The Research Advisory Committee (RAC) selected Jason DeCaro as the 2015 recipient of the President’s Faculty Research Award for Arts & Sciences---Social Sciences. These awards, organized by the RAC and sponsored by our President and by the Vice President for Research and Economic Development, recognize select University of Alabama faculty members whose research or scholarship represents excellence in their field.
Dr. DeCaro and his collaborators Ansley Gilpin, Caroline Boxmeyer, and John Lochman were also recipients of the 2015 Center for Community-Based Partnerships Awards for Outstanding Faculty/Staff-Initiated Engagement Effort. In addition, David Meek and Sarah Morrow were recognized at the same event with a Community Engagement Fellowship Award.
Dr. Lisa LeCount was awarded a National Geographic Society's Committee for Research and Exploration grant for $21,412 and a College Academy for Research, Scholarship and Creativity Activity grant ($5,000). These grants were to support another season of the Actuncan Project---"Archaeological Research at Actuncan's E-Group: Testing the Political Significance of Preclassic Lowland Maya Public Architecture." E-groups are the earliest known public architecture on ancient Maya sites. Multiple models have been proposed to explain their significance, the most recent of which suggests that Middle Preclassic (1000 to 400 B.C.) E-groups served as high-points on the geopolitical landscape to claim territory visible from them. The proposed research seeks to test this model by excavating Actuncan’s E-group to discover the heights of early architectural stages and performing ArcGIS geospatial analyses (least-cost path and radial line-of-sight) to determine the territorial boundaries visible or walkable from contemporaneous E-groups within the upper Belize River valley.

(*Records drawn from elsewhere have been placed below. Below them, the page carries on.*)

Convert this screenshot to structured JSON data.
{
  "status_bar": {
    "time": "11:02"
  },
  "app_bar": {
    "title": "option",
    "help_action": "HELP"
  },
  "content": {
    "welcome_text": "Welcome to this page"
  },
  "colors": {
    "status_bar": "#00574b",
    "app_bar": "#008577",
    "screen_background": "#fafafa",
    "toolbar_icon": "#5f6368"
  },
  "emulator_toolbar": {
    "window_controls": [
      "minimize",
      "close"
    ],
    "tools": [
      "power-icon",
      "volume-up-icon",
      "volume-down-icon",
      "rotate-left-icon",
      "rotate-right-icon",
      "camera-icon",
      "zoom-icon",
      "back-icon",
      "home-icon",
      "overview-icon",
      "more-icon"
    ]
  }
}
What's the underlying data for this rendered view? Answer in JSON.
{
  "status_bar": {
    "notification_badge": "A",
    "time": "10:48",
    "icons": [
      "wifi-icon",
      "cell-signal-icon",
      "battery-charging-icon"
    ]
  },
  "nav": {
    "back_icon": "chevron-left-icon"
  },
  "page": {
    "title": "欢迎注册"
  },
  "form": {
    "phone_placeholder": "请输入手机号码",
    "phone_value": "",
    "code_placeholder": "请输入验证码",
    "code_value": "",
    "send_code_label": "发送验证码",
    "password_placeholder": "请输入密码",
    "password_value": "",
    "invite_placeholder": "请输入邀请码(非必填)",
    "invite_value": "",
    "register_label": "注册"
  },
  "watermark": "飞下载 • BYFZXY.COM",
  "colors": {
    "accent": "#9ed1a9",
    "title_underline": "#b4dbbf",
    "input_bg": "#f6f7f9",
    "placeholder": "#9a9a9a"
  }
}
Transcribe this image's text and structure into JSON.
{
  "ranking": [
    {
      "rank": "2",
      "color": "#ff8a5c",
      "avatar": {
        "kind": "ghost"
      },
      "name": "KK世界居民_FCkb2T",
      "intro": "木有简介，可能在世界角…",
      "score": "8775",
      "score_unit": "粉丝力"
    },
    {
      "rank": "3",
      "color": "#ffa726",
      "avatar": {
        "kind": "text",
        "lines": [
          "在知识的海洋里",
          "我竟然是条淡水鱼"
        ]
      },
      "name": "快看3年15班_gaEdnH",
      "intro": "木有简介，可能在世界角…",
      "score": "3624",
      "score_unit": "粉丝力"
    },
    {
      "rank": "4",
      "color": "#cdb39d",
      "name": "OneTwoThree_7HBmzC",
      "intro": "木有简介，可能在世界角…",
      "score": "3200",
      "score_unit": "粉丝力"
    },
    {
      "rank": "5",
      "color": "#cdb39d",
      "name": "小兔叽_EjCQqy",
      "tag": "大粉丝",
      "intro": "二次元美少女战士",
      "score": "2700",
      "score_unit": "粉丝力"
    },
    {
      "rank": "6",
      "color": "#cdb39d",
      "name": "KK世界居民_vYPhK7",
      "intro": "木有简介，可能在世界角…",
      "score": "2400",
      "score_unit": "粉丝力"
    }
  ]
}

Finally, Chris Lynn received the Outstanding Commitment to Teaching Award at the Undergraduate Honor's Day celebration. This highly coveted award is issued each year by the Leadership Board of the College of Arts and Sciences and recognizes a single faculty member for his or her superior teaching ability and absolute dedication to students. This is a most deserving award for Dr. Lynn and a great honor for our Department.
At the Spring Undergraduate Honors Day, Katelyn Moss and Meghan Steel were presented awards for their standings as the top Anthropology majors in the 2014 graduating class. Dr. Lisa LeCount presented Steel with the C. Earle Smith Jr. Award and Moss with the Hughes Prize.
Trever Chidester placed 3rd for Oral Presentations in the Social Sciences at the 2014 Undergraduate Research and Creative Activity (URCA) conference. URCA presenters from the Department of Anthropology also competed in the first annual Anthropology Undergraduate Research Poster Competition. Emerging Scholar Hannah Smith (Kathy Oths, faculty mentor) won first prize for "A Decade of Change: The Effects of Cultural and Environmental Change on Child Growth in Peru" (award $200). There was a tie for second prize between Trever Chidester (Keith Jacobi, faculty mentor) for "Denisovans: From a Pinky to a People" ($100) and Lauren Nolan and Nathaniel Graham (Chris Lynn, faculty mentor) for "Religious Signaling and Commitment in the Central Church of Christ in Tuscaloosa" ($100 split between the co-authors). All three winning posters have been mounted and displayed in the hollowed halls of the ten Hoor ground floor.